L'œuvre de du Moulin est considérable ; les parties essentielles en sont : les deux Commentaires sur la Coutume de Paris, publiés en 1539 et 1338, le Tractatus commerciorum et usurarum redituumque pecunia constitutorum et monetarum, paru en 1546 et bientôt abrégé et traduit sous ce titre : Sommaire du livre analytique des contracts, usures, rentes constituées, intérêts et monnoyes ; la Première partie du traicté de l'Origine, progrez et excellence du royaume et monarchie des Françoys et couronne de France, en 1561.

Voilà donc notre droit devenu l'objet des hautes études. Car, bien que du Moulin écrive pour les praticiens, il donne dans presque tous ses écrits une place à l'histoire, c'est-à-dire à l'érudition. Le commentaire sur la Coutume de Paris[56] est précédé d'une vue générale sur le moyen âge, jusque vers le XIVe siècle. Du Moulin plonge dans nos antiquités nationales, invoque la Loi Salique, discute, dans le passé comme dans le présent, le régime des fiefs, remonte aux origines de la monarchie. Mais aussi, il est l'homme de son temps et il a le sentiment du progrès.

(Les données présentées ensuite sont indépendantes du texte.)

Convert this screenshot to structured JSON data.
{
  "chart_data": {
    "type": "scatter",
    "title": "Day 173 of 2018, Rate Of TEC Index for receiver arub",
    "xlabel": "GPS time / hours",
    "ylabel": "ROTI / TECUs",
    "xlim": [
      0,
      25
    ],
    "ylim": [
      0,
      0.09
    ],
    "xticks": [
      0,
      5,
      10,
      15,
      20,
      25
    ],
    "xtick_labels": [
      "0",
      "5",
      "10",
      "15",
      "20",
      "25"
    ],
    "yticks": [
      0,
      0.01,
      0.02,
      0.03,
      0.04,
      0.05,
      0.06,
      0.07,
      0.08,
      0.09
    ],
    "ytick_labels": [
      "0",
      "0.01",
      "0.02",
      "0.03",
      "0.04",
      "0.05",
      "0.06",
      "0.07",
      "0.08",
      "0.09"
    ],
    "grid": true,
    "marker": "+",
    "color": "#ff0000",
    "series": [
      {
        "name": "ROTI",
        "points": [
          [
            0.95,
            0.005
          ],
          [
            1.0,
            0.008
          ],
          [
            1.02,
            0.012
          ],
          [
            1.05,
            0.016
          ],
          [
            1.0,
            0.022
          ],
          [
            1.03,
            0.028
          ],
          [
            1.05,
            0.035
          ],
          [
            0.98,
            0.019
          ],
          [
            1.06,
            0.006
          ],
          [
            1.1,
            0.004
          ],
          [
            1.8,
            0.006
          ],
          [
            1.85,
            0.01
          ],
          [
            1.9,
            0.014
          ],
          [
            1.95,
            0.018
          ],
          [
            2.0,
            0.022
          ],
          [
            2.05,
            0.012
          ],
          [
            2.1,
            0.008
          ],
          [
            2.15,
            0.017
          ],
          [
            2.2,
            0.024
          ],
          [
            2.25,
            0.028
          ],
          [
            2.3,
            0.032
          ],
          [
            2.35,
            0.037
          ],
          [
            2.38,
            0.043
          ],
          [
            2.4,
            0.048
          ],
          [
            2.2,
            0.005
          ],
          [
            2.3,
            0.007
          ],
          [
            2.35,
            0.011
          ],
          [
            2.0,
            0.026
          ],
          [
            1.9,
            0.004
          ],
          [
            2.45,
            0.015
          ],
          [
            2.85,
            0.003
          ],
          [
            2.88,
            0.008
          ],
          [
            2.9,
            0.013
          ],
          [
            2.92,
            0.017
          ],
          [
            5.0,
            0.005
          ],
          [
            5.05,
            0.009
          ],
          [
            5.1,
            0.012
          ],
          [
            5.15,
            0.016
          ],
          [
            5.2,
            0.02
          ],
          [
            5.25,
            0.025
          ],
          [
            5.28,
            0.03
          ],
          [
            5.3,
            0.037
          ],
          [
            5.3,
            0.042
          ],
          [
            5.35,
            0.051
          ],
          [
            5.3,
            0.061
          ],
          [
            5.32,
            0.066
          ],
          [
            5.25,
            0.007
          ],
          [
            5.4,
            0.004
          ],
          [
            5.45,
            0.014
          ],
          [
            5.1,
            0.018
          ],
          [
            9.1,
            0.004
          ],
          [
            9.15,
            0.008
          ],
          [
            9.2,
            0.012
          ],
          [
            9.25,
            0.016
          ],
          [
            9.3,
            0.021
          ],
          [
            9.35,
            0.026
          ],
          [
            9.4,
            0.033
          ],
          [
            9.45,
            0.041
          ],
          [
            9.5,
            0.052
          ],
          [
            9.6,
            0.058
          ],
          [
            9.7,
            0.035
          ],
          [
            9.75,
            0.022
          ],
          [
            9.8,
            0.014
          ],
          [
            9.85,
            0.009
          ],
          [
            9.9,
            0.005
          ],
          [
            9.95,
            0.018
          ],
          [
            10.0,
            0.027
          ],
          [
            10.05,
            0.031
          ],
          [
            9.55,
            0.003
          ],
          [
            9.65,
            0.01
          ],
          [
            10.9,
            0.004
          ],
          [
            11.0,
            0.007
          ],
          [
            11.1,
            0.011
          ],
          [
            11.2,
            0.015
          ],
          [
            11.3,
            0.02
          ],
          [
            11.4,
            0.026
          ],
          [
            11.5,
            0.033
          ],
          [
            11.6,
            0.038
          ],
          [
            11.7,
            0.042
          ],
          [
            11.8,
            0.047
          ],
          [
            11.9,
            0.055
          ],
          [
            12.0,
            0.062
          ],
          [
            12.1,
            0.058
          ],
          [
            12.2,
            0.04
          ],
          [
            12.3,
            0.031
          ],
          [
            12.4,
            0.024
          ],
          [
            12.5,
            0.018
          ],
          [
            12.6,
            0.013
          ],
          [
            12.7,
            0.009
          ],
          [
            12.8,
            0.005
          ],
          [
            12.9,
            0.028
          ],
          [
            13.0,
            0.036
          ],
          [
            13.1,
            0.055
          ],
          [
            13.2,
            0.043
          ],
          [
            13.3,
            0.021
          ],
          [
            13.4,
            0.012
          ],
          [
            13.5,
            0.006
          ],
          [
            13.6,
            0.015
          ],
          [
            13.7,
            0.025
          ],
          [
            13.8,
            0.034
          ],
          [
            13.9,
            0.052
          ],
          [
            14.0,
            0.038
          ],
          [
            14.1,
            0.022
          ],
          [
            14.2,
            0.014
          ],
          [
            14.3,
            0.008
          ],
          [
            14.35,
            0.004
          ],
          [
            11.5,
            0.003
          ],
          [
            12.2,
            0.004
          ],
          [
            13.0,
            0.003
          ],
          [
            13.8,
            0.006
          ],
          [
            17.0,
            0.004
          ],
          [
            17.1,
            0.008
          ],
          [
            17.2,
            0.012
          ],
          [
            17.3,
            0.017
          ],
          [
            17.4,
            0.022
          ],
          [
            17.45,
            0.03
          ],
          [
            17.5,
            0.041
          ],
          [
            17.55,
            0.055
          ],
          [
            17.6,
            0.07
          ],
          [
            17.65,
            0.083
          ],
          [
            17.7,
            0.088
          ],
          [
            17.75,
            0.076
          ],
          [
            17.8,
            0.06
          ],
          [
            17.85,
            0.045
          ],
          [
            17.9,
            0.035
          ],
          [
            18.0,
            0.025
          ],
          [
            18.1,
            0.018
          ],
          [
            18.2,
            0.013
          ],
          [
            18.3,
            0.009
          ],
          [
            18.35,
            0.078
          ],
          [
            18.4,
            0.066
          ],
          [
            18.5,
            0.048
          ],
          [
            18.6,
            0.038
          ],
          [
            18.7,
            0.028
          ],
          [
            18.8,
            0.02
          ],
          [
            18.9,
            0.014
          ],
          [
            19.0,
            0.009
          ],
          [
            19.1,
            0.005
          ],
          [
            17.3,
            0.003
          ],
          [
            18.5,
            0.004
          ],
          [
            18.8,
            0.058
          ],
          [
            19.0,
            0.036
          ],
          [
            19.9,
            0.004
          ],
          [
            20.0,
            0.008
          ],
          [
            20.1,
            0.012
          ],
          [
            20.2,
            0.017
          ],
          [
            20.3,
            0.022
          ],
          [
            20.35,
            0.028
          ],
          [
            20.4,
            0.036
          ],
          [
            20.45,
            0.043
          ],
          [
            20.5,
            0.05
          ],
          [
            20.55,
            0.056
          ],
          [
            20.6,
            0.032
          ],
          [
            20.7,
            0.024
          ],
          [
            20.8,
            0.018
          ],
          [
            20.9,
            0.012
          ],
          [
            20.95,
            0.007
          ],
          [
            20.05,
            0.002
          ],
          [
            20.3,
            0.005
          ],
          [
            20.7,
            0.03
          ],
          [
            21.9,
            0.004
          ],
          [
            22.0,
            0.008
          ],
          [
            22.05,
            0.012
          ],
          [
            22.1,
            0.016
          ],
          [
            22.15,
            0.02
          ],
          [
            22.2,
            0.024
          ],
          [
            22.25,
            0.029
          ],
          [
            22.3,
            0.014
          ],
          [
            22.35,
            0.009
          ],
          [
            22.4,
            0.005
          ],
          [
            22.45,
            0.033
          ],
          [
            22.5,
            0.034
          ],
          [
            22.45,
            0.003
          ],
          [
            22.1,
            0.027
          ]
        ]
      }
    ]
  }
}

Il attaque les droits féodaux, il proclame, contre l'Église, la légitimité du prêt à intérêt ; il demande l'unification des coutumes : J'ay trouvé et connu clairement, dit-il dans une dédicace à Henri II, qu'il serait très nécessaire et utile et facile de réduire en une briève et équitable consonance (non toutes les coustumes de vostre royaume), mais plusieurs contrariétez, déduicts et intrications qui s'y fait, et même, il élargit plus tard cette idée dans son Oratio de concordia et unione consuetudinum Franciæ (Discours de la concorde et union des coutumes de France).

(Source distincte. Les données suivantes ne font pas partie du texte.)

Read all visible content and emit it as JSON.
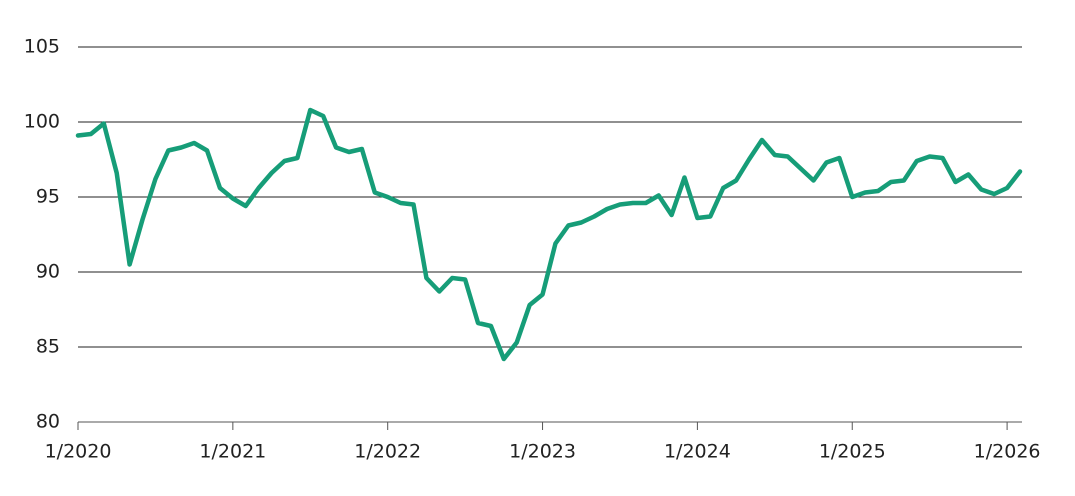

C'est ce mélange d'esprit pratique, juridique, philosophique et historique[57], qui fait de du Moulin un précurseur et agrandit son rôle, en l'opposant à l'humanisme juridique désintéressé et abstrait représenté par Cujas. Mais c'est que du Moulin était sorti des Universités pour entrer dans la vie, et qu'il n'avait pas connu le droit seulement par les livres.

La veine ainsi ouverte se continue au XVIe siècle par Guy Coquille[58] et par Loisel ; elle se prolonge en plein XVIIe siècle par Domat et, à la veille de la Révolution, par Pothier.

 

V. — LES PENSEURS ET LES INDÉPENDANTS.

EN quelques hommes, que l'on peut appeler des indépendants,   apparaissent certains caractères de l'esprit du XVIe siècle qui ne procèdent pas de la Renaissance, et le fort et le faible des idées nouvelles.

Ramus[59] (la Ramée) était né vers 1515, dans la Picardie, d'où sortirent tant d'hommes énergiques et de réformateurs. Fils d'un laboureur très pauvre, il fut réduit, pour étudier, à s'attacher comme domestique à un jeune écolier riche, avec qui il entra au collège de Navarre à Paris. A vingt et un ans, il soutint ses thèses sur ce sujet : Quæcumque ab Aristotele dicta essent commentitia esse (Que tout ce qui a été dit par Aristote est fausseté). Il s'attaquait ainsi au problème qui devait le passionner jusqu'à la fin de sa vie : la philosophie d'Aristote ou plutôt peut-être les opinions de ses commentateurs.

C'est en 1544 que commença la grande querelle, dont il devait sortir vainqueur — pour un moment — au bout de sept ans. Il avait publié en 1543 les Dialecticæ partitiones (Institutions à la Dialectique) et les Aristotelicæ animadversiones (Remarques sur Aristote). Dans les premières, il critiquait la pédagogie du temps, à laquelle il opposait une méthode à lui. Dans les secondes, il reprenait quelques-unes des idées de sa thèse et les précisait : il soutenait que certains écrits mis sous le nom d'Aristote lui étaient attribués à tort. A Aristote lui-même, il reprochait la sophistique, le manque de logique, à ses glossateurs l'abus de la scolastique.

Or, Aristote restait toujours pour l'Université le maitre intangible. En 1534, dans un programme de réforme de la Faculté des arts, la philosophie aristotélicienne était donnée comme l'objet normal et presque unique de l'enseignement.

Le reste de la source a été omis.